J'ai été sincèrement déçu d'apprendre que ma ville natale ne s'était pas défendue contre l'envahisseur.Il ne faut surtout pas croire que ce sacrifice aurait été inutile, car si toutes les villes de l'Ouest s'étaient battues comme Tours et Saumur ont su le faire, on aurait eu 2 ou 3 jours de plus pour évacuer nos ports de guerre.

Ci-joint à cette épistole, plusieurs lettres destinées à être expédiées. Je m'excuse de vous occasionner un dérangement, mais c'est un grand service à rendre à mes camarades.

Je ne m'étonne pas que Maman ait été attristée par son voyage à Paris. On doit commencer à la "sauter" un peu. A propos des oncles Pierre et Jean qu'ont-ils fait au cours de la retraite de Juin.

Vous vous inquiétez de la façon dont je m'arrange pour faire blanchir mon linge. C'est très simple: je donne le linge courant à la buanderie du bord; mon ordonnance me repasse ce linge. Les blancs et les chemises de sortie, je les donne chez les bonnes soeurs qui s'en occupent très bien. Le blanchissage revient d'ailleurs assez cher ici, car on s'habille presque toujours en blanc.

Maman me dit qu'elle espère que je serai à Toulon cet été. Je n'y tiens pas du tout et je ferai tout pour ne pas rentrer en France. Je préférerais de beaucoup vous voir en Afrique du Nord . Pourquoi ne feriez vous pas ce petit voyage?

La vie ici est toujours la même. Le temps est toujours le même: un mois de juillet français. Le vent souffle régulièrement ce qui est précieux pour faire de la voile). Un certain nombre de mes loisirs est occupé par la lecture. A ce propos j'ai trouvé un bouquin que je vous recommande parce qu'il vous amusera. C'est "Sainte Marine" de Louis Guichard.

J'ai vu des capitaines de bateaux Delmas. J'ai d'ailleurs mis du savon sur "l'Agen" qui doit aller à Bordeaux.

J'ai été assez étonné la semaine dernière de voir dans les actualités du cinéma le s/s "Cens" gentiment endormi sur une roche. Cela m'a un peu suffoqué.

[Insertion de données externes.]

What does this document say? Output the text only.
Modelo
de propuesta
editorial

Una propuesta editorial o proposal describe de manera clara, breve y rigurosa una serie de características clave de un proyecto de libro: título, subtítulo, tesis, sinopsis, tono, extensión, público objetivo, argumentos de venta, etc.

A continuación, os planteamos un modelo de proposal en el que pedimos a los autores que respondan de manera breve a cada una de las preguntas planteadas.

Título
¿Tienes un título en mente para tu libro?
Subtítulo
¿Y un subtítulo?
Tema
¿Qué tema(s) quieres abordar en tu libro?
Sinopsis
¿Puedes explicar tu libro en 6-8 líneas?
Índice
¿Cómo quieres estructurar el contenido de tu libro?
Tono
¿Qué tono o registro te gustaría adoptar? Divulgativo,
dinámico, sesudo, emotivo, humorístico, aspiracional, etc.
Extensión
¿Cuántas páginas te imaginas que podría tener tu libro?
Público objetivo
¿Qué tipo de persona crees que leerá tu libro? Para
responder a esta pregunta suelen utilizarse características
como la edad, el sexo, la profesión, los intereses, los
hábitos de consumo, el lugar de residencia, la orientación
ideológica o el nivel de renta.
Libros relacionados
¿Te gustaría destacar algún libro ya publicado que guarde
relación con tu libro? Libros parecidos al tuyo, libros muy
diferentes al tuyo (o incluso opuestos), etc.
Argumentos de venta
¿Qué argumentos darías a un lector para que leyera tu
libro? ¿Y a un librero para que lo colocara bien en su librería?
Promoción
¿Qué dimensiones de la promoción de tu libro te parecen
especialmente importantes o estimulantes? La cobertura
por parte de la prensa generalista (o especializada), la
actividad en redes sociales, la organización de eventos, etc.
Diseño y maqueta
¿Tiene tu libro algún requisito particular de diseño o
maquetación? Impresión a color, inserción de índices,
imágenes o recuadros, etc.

J'espère que "Monselet" et "Isac" viendront chercher de la cacahuète. Il y en a des stocks considérables à prendre à Dakar.

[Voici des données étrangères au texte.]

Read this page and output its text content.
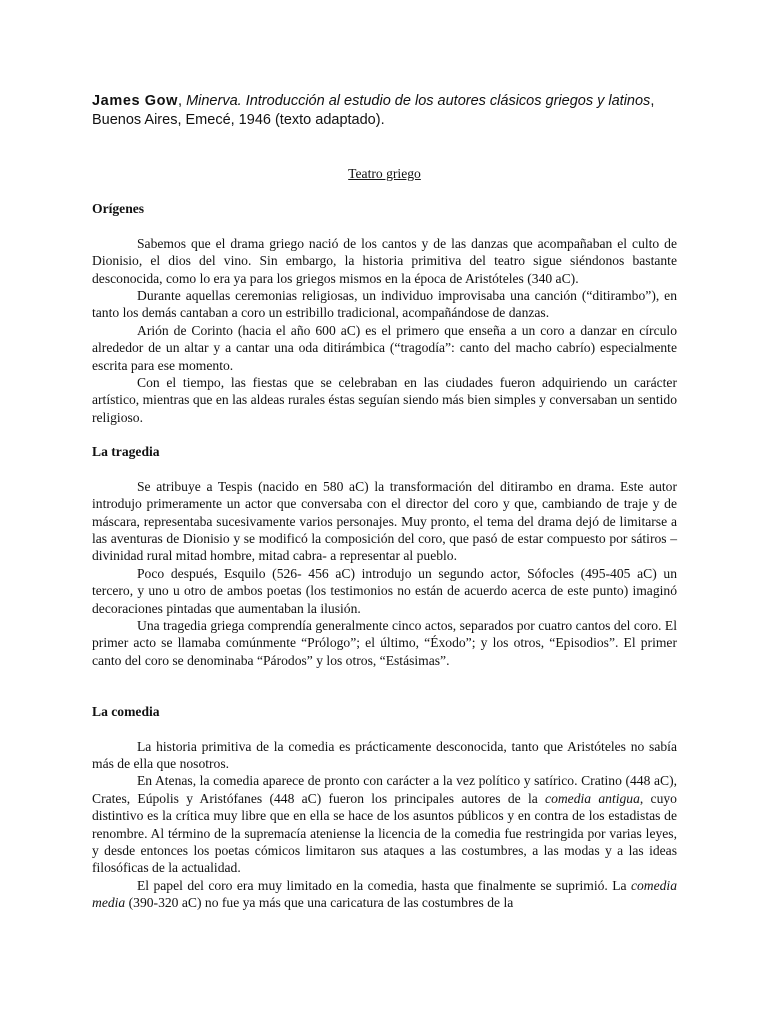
James Gow, Minerva. Introducción al estudio de los autores clásicos griegos y latinos, Buenos Aires, Emecé, 1946 (texto adaptado).
Teatro griego
Orígenes

Sabemos que el drama griego nació de los cantos y de las danzas que acompañaban el culto de Dionisio, el dios del vino. Sin embargo, la historia primitiva del teatro sigue siéndonos bastante desconocida, como lo era ya para los griegos mismos en la época de Aristóteles (340 aC).

Durante aquellas ceremonias religiosas, un individuo improvisaba una canción (“ditirambo”), en tanto los demás cantaban a coro un estribillo tradicional, acompañándose de danzas.

Arión de Corinto (hacia el año 600 aC) es el primero que enseña a un coro a danzar en círculo alrededor de un altar y a cantar una oda ditirámbica (“tragodía”: canto del macho cabrío) especialmente escrita para ese momento.

Con el tiempo, las fiestas que se celebraban en las ciudades fueron adquiriendo un carácter artístico, mientras que en las aldeas rurales éstas seguían siendo más bien simples y conversaban un sentido religioso.

La tragedia

Se atribuye a Tespis (nacido en 580 aC) la transformación del ditirambo en drama. Este autor introdujo primeramente un actor que conversaba con el director del coro y que, cambiando de traje y de máscara, representaba sucesivamente varios personajes. Muy pronto, el tema del drama dejó de limitarse a las aventuras de Dionisio y se modificó la composición del coro, que pasó de estar compuesto por sátiros –divinidad rural mitad hombre, mitad cabra- a representar al pueblo.

Poco después, Esquilo (526- 456 aC) introdujo un segundo actor, Sófocles (495-405 aC) un tercero, y uno u otro de ambos poetas (los testimonios no están de acuerdo acerca de este punto) imaginó decoraciones pintadas que aumentaban la ilusión.

Una tragedia griega comprendía generalmente cinco actos, separados por cuatro cantos del coro. El primer acto se llamaba comúnmente “Prólogo”; el último, “Éxodo”; y los otros, “Episodios”. El primer canto del coro se denominaba “Párodos” y los otros, “Estásimas”.

La comedia

La historia primitiva de la comedia es prácticamente desconocida, tanto que Aristóteles no sabía más de ella que nosotros.

En Atenas, la comedia aparece de pronto con carácter a la vez político y satírico. Cratino (448 aC), Crates, Eúpolis y Aristófanes (448 aC) fueron los principales autores de la comedia antigua, cuyo distintivo es la crítica muy libre que en ella se hace de los asuntos públicos y en contra de los estadistas de renombre. Al término de la supremacía ateniense la licencia de la comedia fue restringida por varias leyes, y desde entonces los poetas cómicos limitaron sus ataques a las costumbres, a las modas y a las ideas filosóficas de la actualidad.

El papel del coro era muy limitado en la comedia, hasta que finalmente se suprimió. La comedia media (390-320 aC) no fue ya más que una caricatura de las costumbres de la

Ces temps derniers, nous n'avons fait que des sorties d'exercices. Nous faisons toujours de temps en temps des compagnies de débarquement dans la brousse. C'est toujours assez agréable. A part ça rien de neuf.

J'espère que tout le monde va bien à Nantes. Bonjours à tous. Je vous embrasse fort ainsi que tante.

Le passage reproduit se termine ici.